Sob o Mesmo Céu Cinzento
Capítulo 1 – Encontro no Beiral da Noite
A cidade nunca dormia.
Pelo menos, não para Akira.
Naquele fim de noite, ele caminhava pelas ruas escuras do distrito leste, mãos nos bolsos do sobretudo preto, a fumaça do cigarro escapando de seus lábios como névoa. As luzes da cidade tremeluziam distantes, alheias ao sangue que manchava o asfalto a cada esquina. Para ele, era só mais uma noite — até que não foi.
O beiral do mercado abandonado sempre foi um ponto de descanso para alguns moradores de rua. Mas naquela noite chuvosa, era apenas um abrigo estreito onde um garoto magro se encolhia, protegendo algo nos braços. Akira teria passado direto, como sempre fazia, mas parou. Foi o olhar. Um par de olhos castanho-escuros, cheios de raiva e desafio, encarando-o como se ele fosse a pior coisa que o mundo já criou.
— Não tem nada pra você aqui, — disse o garoto, firme, mesmo com os lábios tremendo.
Akira arqueou uma sobrancelha. Estava acostumado a olhares de medo, desprezo... mas raramente de resistência.
— Você sempre trata quem passa com tanta delicadeza? — respondeu com a voz baixa, arrastada, como se estivesse entediado.
O garoto apertou mais o cobertor que envolvia o que parecia ser uma criança dormindo em seu colo.
— Eu conheço caras como você.
— É mesmo? — Akira deu mais um passo, parando debaixo do beiral, onde a chuva já não o alcançava. — E que tipo de cara eu sou?
— Gangster.
A palavra saiu como veneno. Odiada. Sincera.
Akira riu, mas sem humor.
— Inteligente.
— Não é preciso ser inteligente pra reconhecer uma ameaça.

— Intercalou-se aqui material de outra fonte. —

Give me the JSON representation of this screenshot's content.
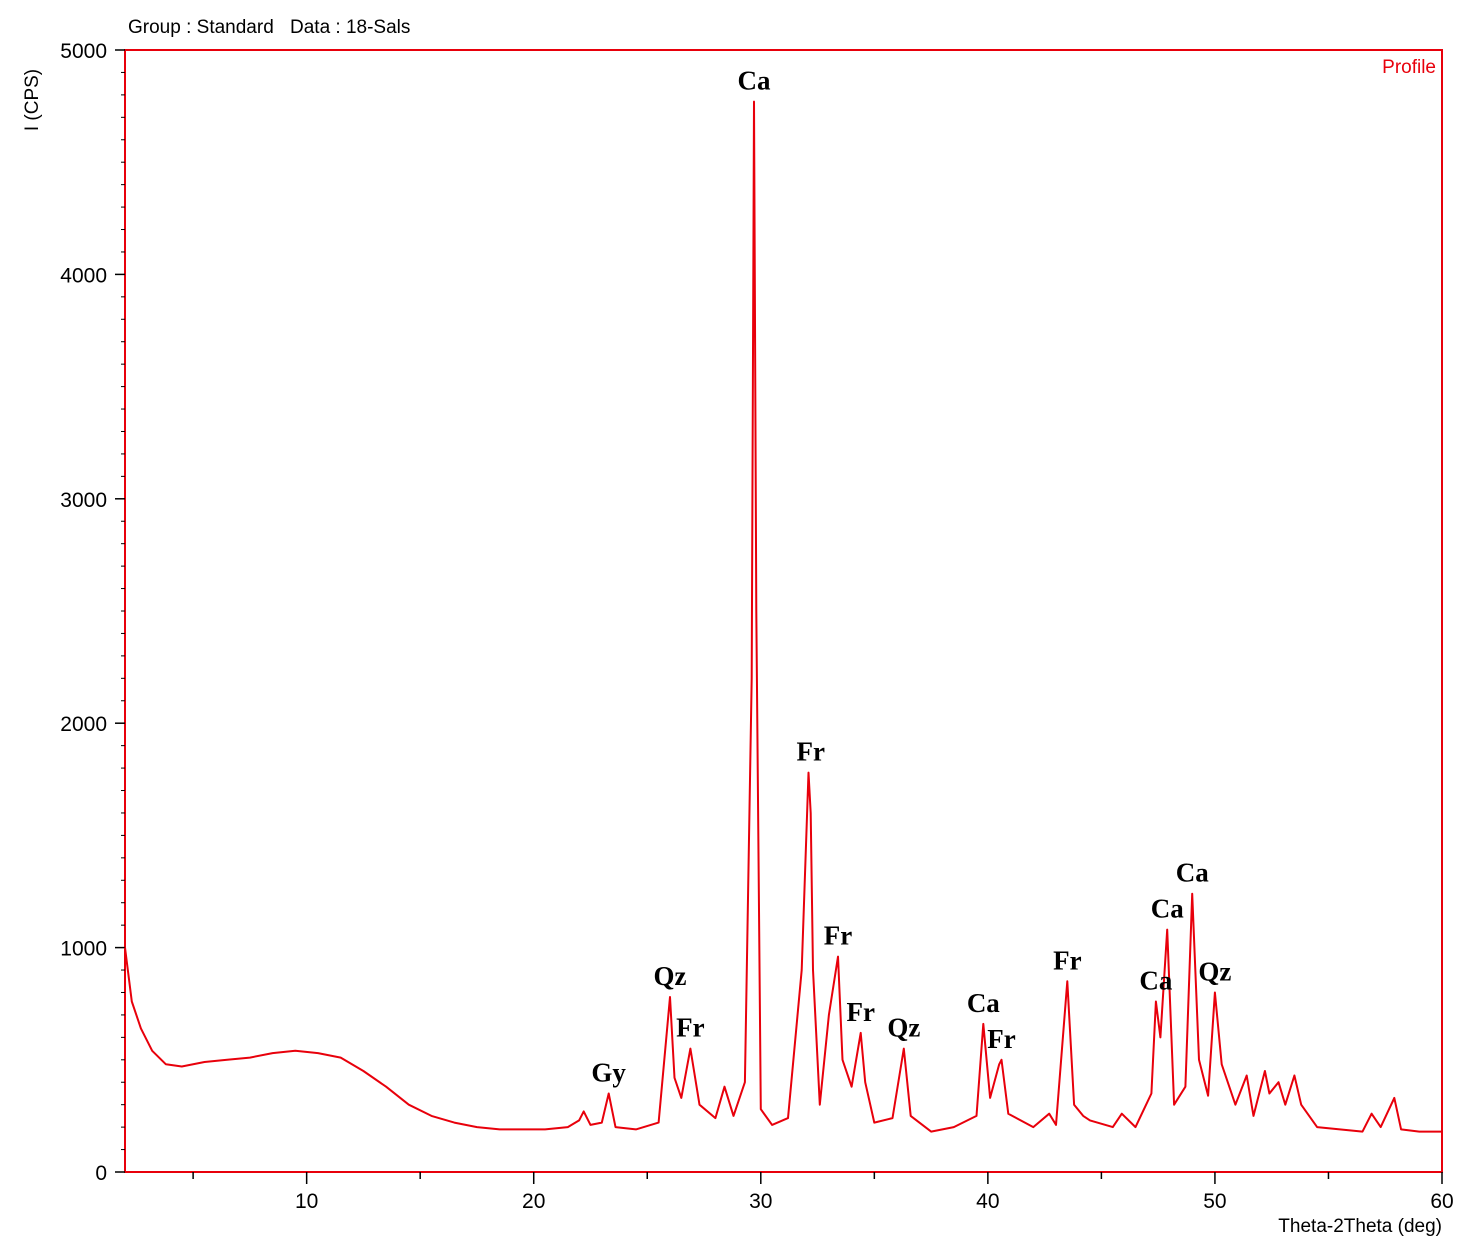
{
  "header": {
    "group_label": "Group : Standard",
    "data_label": "Data : 18-Sals"
  },
  "colors": {
    "profile": "#e8000b",
    "frame": "#e8000b",
    "text": "#000000"
  },
  "chart_data": {
    "type": "line",
    "title": "",
    "xlabel": "Theta-2Theta (deg)",
    "ylabel": "I (CPS)",
    "xlim": [
      2,
      60
    ],
    "ylim": [
      0,
      5000
    ],
    "x_ticks": [
      10,
      20,
      30,
      40,
      50,
      60
    ],
    "y_ticks": [
      0,
      1000,
      2000,
      3000,
      4000,
      5000
    ],
    "grid": false,
    "legend": {
      "position": "top-right",
      "entries": [
        "Profile"
      ]
    },
    "series": [
      {
        "name": "Profile",
        "x": [
          2.0,
          2.3,
          2.7,
          3.2,
          3.8,
          4.5,
          5.5,
          6.5,
          7.5,
          8.5,
          9.5,
          10.5,
          11.5,
          12.5,
          13.5,
          14.5,
          15.5,
          16.5,
          17.5,
          18.5,
          19.5,
          20.5,
          21.5,
          22.0,
          22.2,
          22.5,
          23.0,
          23.3,
          23.6,
          24.5,
          25.5,
          26.0,
          26.2,
          26.5,
          26.9,
          27.3,
          28.0,
          28.4,
          28.8,
          29.3,
          29.6,
          29.7,
          29.8,
          30.0,
          30.5,
          31.2,
          31.8,
          32.1,
          32.2,
          32.3,
          32.6,
          33.0,
          33.4,
          33.6,
          34.0,
          34.4,
          34.6,
          35.0,
          35.8,
          36.3,
          36.6,
          37.5,
          38.5,
          39.5,
          39.8,
          40.1,
          40.5,
          40.6,
          40.9,
          42.0,
          42.7,
          43.0,
          43.5,
          43.8,
          44.2,
          44.5,
          45.5,
          45.9,
          46.5,
          47.2,
          47.4,
          47.6,
          47.9,
          48.2,
          48.7,
          49.0,
          49.3,
          49.7,
          50.0,
          50.3,
          50.9,
          51.4,
          51.7,
          52.2,
          52.4,
          52.8,
          53.1,
          53.5,
          53.8,
          54.5,
          55.5,
          56.5,
          56.9,
          57.3,
          57.9,
          58.2,
          59.0,
          60.0
        ],
        "y": [
          1000,
          760,
          640,
          540,
          480,
          470,
          490,
          500,
          510,
          530,
          540,
          530,
          510,
          450,
          380,
          300,
          250,
          220,
          200,
          190,
          190,
          190,
          200,
          230,
          270,
          210,
          220,
          350,
          200,
          190,
          220,
          780,
          420,
          330,
          550,
          300,
          240,
          380,
          250,
          400,
          2200,
          4770,
          2500,
          280,
          210,
          240,
          900,
          1780,
          1600,
          900,
          300,
          700,
          960,
          500,
          380,
          620,
          400,
          220,
          240,
          550,
          250,
          180,
          200,
          250,
          660,
          330,
          480,
          500,
          260,
          200,
          260,
          210,
          850,
          300,
          250,
          230,
          200,
          260,
          200,
          350,
          760,
          600,
          1080,
          300,
          380,
          1240,
          500,
          340,
          800,
          480,
          300,
          430,
          250,
          450,
          350,
          400,
          300,
          430,
          300,
          200,
          190,
          180,
          260,
          200,
          330,
          190,
          180,
          180
        ]
      }
    ],
    "annotations": [
      {
        "text": "Gy",
        "x": 23.3,
        "y": 350
      },
      {
        "text": "Qz",
        "x": 26.0,
        "y": 780
      },
      {
        "text": "Fr",
        "x": 26.9,
        "y": 550
      },
      {
        "text": "Ca",
        "x": 29.7,
        "y": 4770
      },
      {
        "text": "Fr",
        "x": 32.2,
        "y": 1780
      },
      {
        "text": "Fr",
        "x": 33.4,
        "y": 960
      },
      {
        "text": "Fr",
        "x": 34.4,
        "y": 620
      },
      {
        "text": "Qz",
        "x": 36.3,
        "y": 550
      },
      {
        "text": "Ca",
        "x": 39.8,
        "y": 660
      },
      {
        "text": "Fr",
        "x": 40.6,
        "y": 500
      },
      {
        "text": "Fr",
        "x": 43.5,
        "y": 850
      },
      {
        "text": "Ca",
        "x": 47.4,
        "y": 760
      },
      {
        "text": "Ca",
        "x": 47.9,
        "y": 1080
      },
      {
        "text": "Ca",
        "x": 49.0,
        "y": 1240
      },
      {
        "text": "Qz",
        "x": 50.0,
        "y": 800
      }
    ]
  }
}
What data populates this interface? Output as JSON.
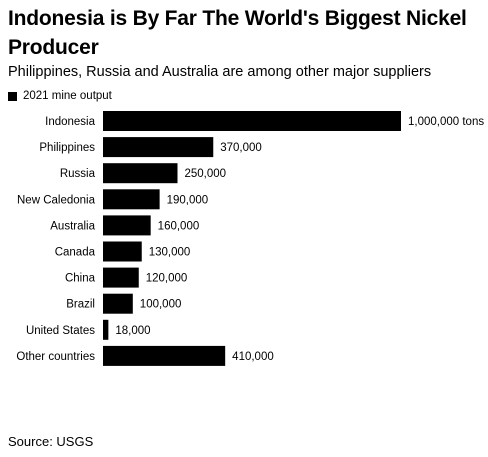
{
  "title": "Indonesia is By Far The World's Biggest Nickel Producer",
  "subtitle": "Philippines, Russia and Australia are among other major suppliers",
  "legend_label": "2021 mine output",
  "source": "Source: USGS",
  "colors": {
    "bar": "#000000",
    "text": "#000000",
    "background": "#ffffff"
  },
  "chart_data": {
    "type": "bar",
    "orientation": "horizontal",
    "title": "Indonesia is By Far The World's Biggest Nickel Producer",
    "subtitle": "Philippines, Russia and Australia are among other major suppliers",
    "categories": [
      "Indonesia",
      "Philippines",
      "Russia",
      "New Caledonia",
      "Australia",
      "Canada",
      "China",
      "Brazil",
      "United States",
      "Other countries"
    ],
    "series": [
      {
        "name": "2021 mine output",
        "values": [
          1000000,
          370000,
          250000,
          190000,
          160000,
          130000,
          120000,
          100000,
          18000,
          410000
        ]
      }
    ],
    "value_labels": [
      "1,000,000 tons",
      "370,000",
      "250,000",
      "190,000",
      "160,000",
      "130,000",
      "120,000",
      "100,000",
      "18,000",
      "410,000"
    ],
    "xlim": [
      0,
      1000000
    ],
    "grid": false,
    "legend": "top-left"
  }
}
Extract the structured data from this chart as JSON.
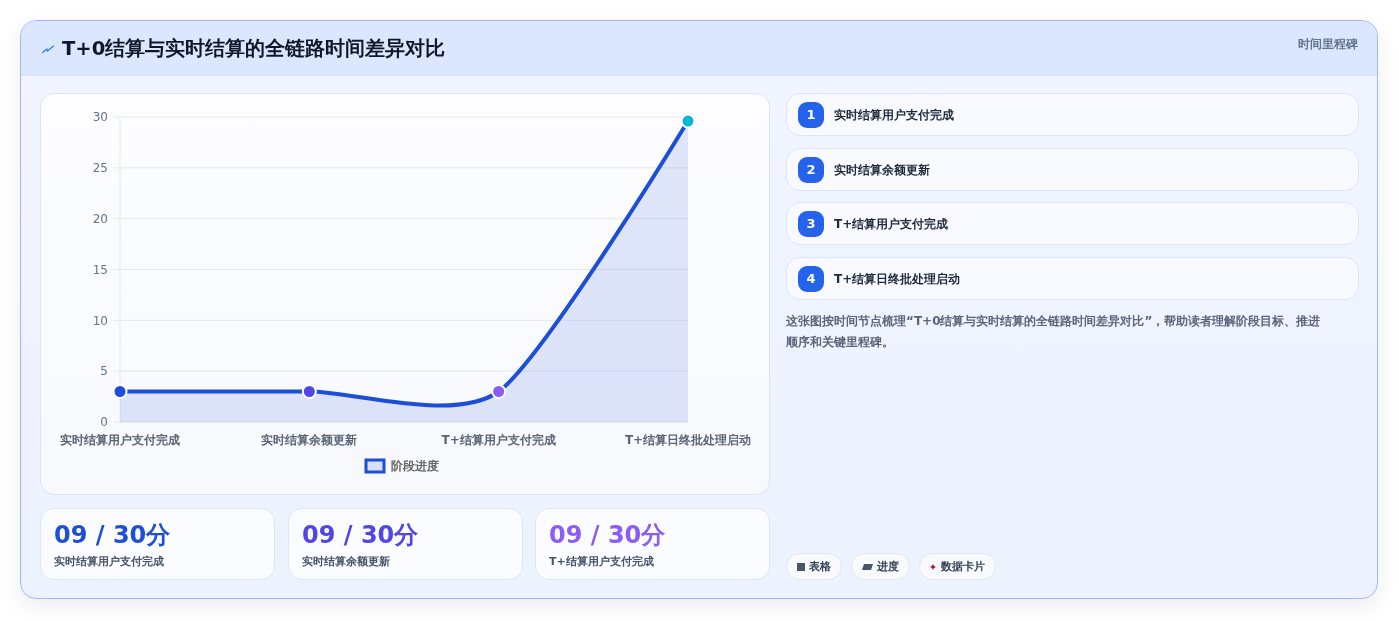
{
  "chart_data": {
    "type": "area",
    "title": "T+0结算与实时结算的全链路时间差异对比",
    "subtitle": "时间里程碑",
    "categories": [
      "实时结算用户支付完成",
      "实时结算余额更新",
      "T+结算用户支付完成",
      "T+结算日终批处理启动"
    ],
    "series": [
      {
        "name": "阶段进度",
        "color": "#1d4ed8",
        "values": [
          3,
          3,
          3,
          29.6
        ]
      }
    ],
    "colors": [
      "#1d4ed8",
      "#4f46e5",
      "#8b5cf6",
      "#06b6d4"
    ],
    "ylim": [
      0,
      30
    ],
    "yticks": [
      0,
      5,
      10,
      15,
      20,
      25,
      30
    ],
    "grid": "y",
    "legend": "bottom",
    "marker": "circle",
    "annotations": [
      "这张图按时间节点梳理“T+0结算与实时结算的全链路时间差异对比”，帮助读者理解阶段目标、推进顺序和关键里程碑。",
      "表格",
      "进度",
      "数据卡片",
      "09 / 30分",
      "09 / 30分",
      "09 / 30分",
      "1",
      "2",
      "3",
      "4"
    ]
  }
}
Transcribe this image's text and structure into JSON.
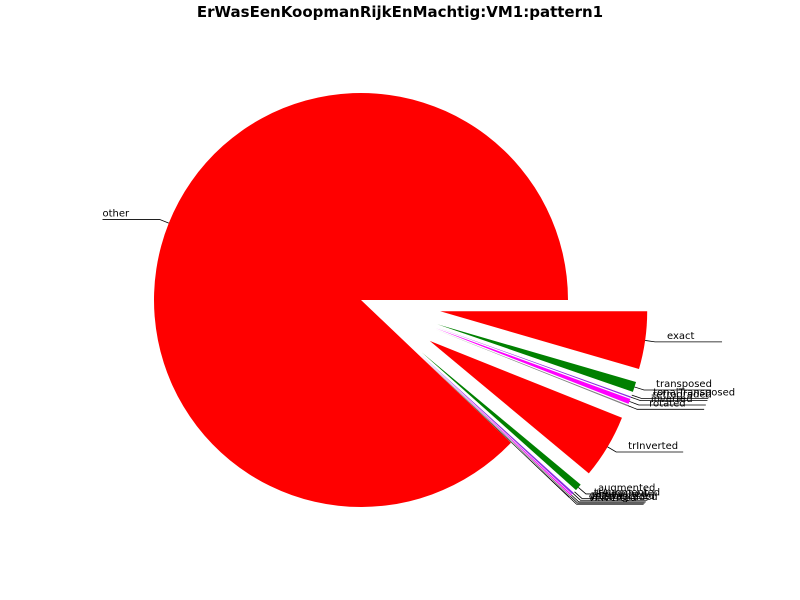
{
  "chart_data": {
    "type": "pie",
    "title": "ErWasEenKoopmanRijkEnMachtig:VM1:pattern1",
    "start_angle_deg": 0,
    "explode": true,
    "slices": [
      {
        "label": "exact",
        "value": 4.5,
        "color": "#ff0000"
      },
      {
        "label": "transposed",
        "value": 0.8,
        "color": "#008000"
      },
      {
        "label": "tonalTransposed",
        "value": 0.15,
        "color": "#ffffff"
      },
      {
        "label": "retrograded",
        "value": 0.1,
        "color": "#8a2be2"
      },
      {
        "label": "inverted",
        "value": 0.4,
        "color": "#ff00ff"
      },
      {
        "label": "rotated",
        "value": 0.1,
        "color": "#808080"
      },
      {
        "label": "trInverted",
        "value": 5.0,
        "color": "#ff0000"
      },
      {
        "label": "augmented",
        "value": 0.55,
        "color": "#008000"
      },
      {
        "label": "trAugmented",
        "value": 0.1,
        "color": "#ffffff"
      },
      {
        "label": "diminished",
        "value": 0.15,
        "color": "#8a2be2"
      },
      {
        "label": "trDiminished",
        "value": 0.1,
        "color": "#ff00ff"
      },
      {
        "label": "vRetrograded",
        "value": 0.08,
        "color": "#808080"
      },
      {
        "label": "vInverted",
        "value": 0.08,
        "color": "#000000"
      },
      {
        "label": "other",
        "value": 87.9,
        "color": "#ff0000"
      }
    ]
  }
}
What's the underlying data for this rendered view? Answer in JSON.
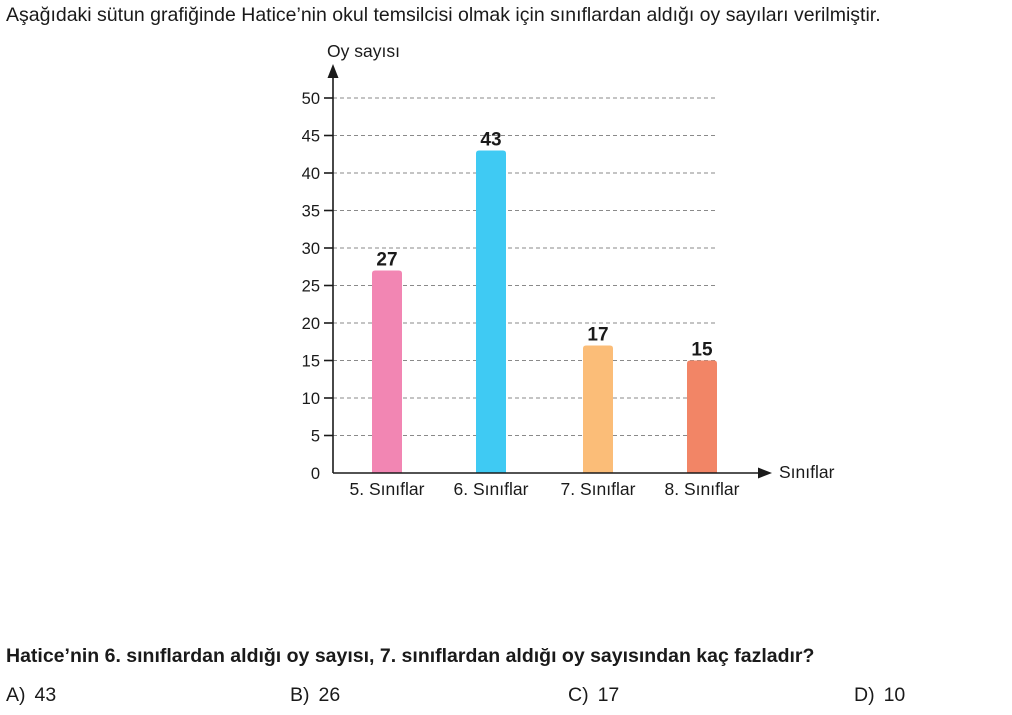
{
  "intro": "Aşağıdaki sütun grafiğinde Hatice’nin okul temsilcisi olmak için sınıflardan aldığı oy sayıları verilmiştir.",
  "chart_data": {
    "type": "bar",
    "ylabel": "Oy sayısı",
    "xlabel": "Sınıflar",
    "categories": [
      "5. Sınıflar",
      "6. Sınıflar",
      "7. Sınıflar",
      "8. Sınıflar"
    ],
    "values": [
      27,
      43,
      17,
      15
    ],
    "value_labels": [
      "27",
      "43",
      "17",
      "15"
    ],
    "colors": [
      "#f286b3",
      "#3fcaf3",
      "#fbbd78",
      "#f28566"
    ],
    "ylim": [
      0,
      50
    ],
    "yticks": [
      0,
      5,
      10,
      15,
      20,
      25,
      30,
      35,
      40,
      45,
      50
    ],
    "grid": "dashed"
  },
  "question": "Hatice’nin 6. sınıflardan aldığı oy sayısı, 7. sınıflardan aldığı oy sayısından kaç fazladır?",
  "choices": [
    {
      "letter": "A)",
      "text": "43"
    },
    {
      "letter": "B)",
      "text": "26"
    },
    {
      "letter": "C)",
      "text": "17"
    },
    {
      "letter": "D)",
      "text": "10"
    }
  ]
}
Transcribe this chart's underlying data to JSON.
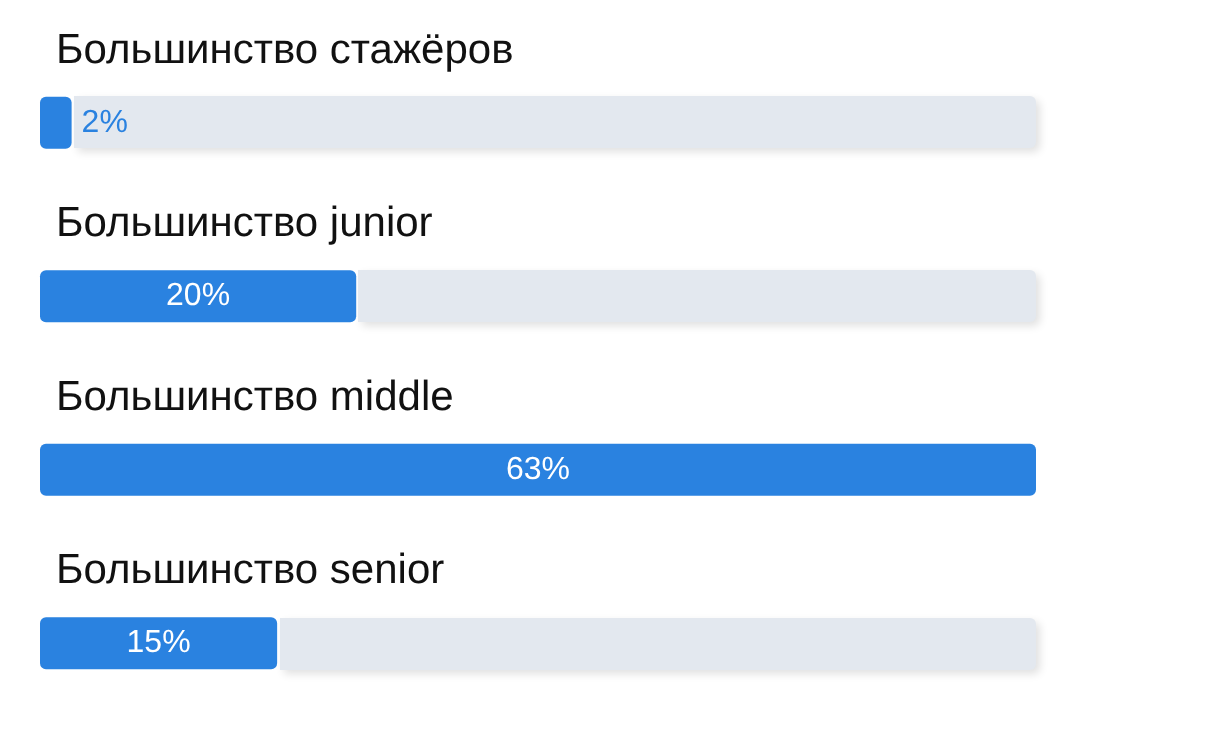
{
  "chart_data": {
    "type": "bar",
    "orientation": "horizontal",
    "categories": [
      "Большинство стажёров",
      "Большинство junior",
      "Большинство middle",
      "Большинство senior"
    ],
    "values": [
      2,
      20,
      63,
      15
    ],
    "color": "#2a82e0",
    "value_labels": [
      "2%",
      "20%",
      "63%",
      "15%"
    ],
    "xlim": [
      0,
      63
    ]
  }
}
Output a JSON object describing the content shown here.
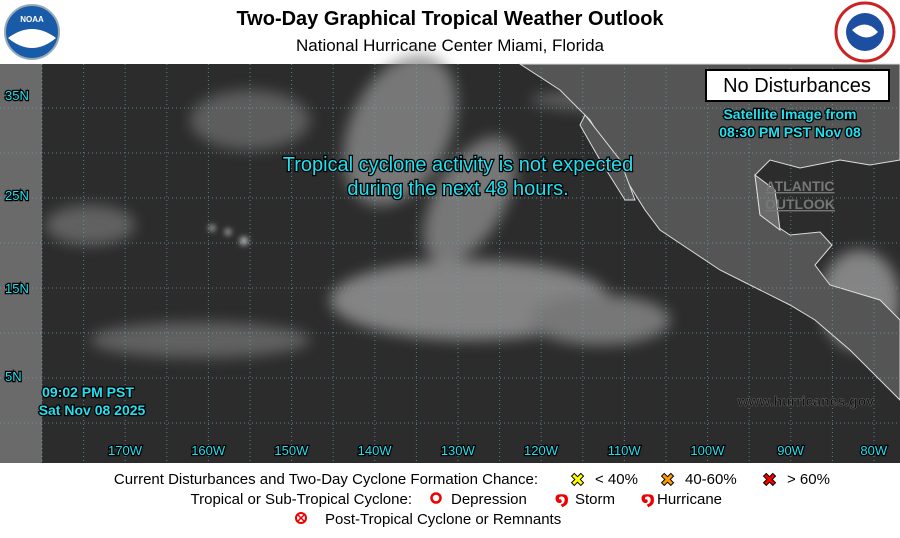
{
  "header": {
    "title": "Two-Day Graphical Tropical Weather Outlook",
    "subtitle": "National Hurricane Center  Miami, Florida",
    "noaa_logo": "NOAA"
  },
  "map": {
    "status": "No Disturbances",
    "satellite": [
      "Satellite Image from",
      "08:30 PM PST Nov 08"
    ],
    "message": [
      "Tropical cyclone activity is not expected",
      "during the next 48 hours."
    ],
    "atlantic": [
      "ATLANTIC",
      "OUTLOOK"
    ],
    "timestamp": [
      "09:02 PM PST",
      "Sat Nov 08 2025"
    ],
    "website": "www.hurricanes.gov",
    "lat_labels": [
      "35N",
      "25N",
      "15N",
      "5N"
    ],
    "lon_labels": [
      "170W",
      "160W",
      "150W",
      "140W",
      "130W",
      "120W",
      "110W",
      "100W",
      "90W",
      "80W"
    ]
  },
  "legend": {
    "formation_label": "Current Disturbances and Two-Day Cyclone Formation Chance:",
    "formation": [
      "< 40%",
      "40-60%",
      "> 60%"
    ],
    "cyclone_label": "Tropical or Sub-Tropical Cyclone:",
    "cyclone": [
      "Depression",
      "Storm",
      "Hurricane"
    ],
    "post_tropical": "Post-Tropical Cyclone or Remnants"
  }
}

O silêncio se instalou entre os dois. A chuva caía pesada no concreto, e Akira, por alguma razão que ele mesmo não soube explicar, não foi embora.
— Qual o seu nome? — perguntou ele, encostando-se na parede.
— Haru.
— Haru... — repetiu, como se estivesse testando o som. — E quem é ela?
Haru hesitou antes de responder. Seus braços apertaram instintivamente a menina contra o peito.
— Minha irmã. Kaori.
Akira observou os dois por um momento mais longo do que gostaria. O cobertor mal cobria os dois. As roupas estavam encharcadas. Ele se perguntou há quanto tempo estavam na rua. Algo dentro dele... doeu. Uma pontada incômoda, que ele tentou ignorar.
— Não tem onde ficar?
Haru o encarou com aquele olhar cheio de pedras e cicatrizes.
— Tínhamos uma casa. Até gangsters matarem nossos pais e nos deixarem na rua.
Silêncio.
A frase caiu como um soco no estômago de Akira. Ele poderia ter rido, ou dado as costas. Mas não o fez.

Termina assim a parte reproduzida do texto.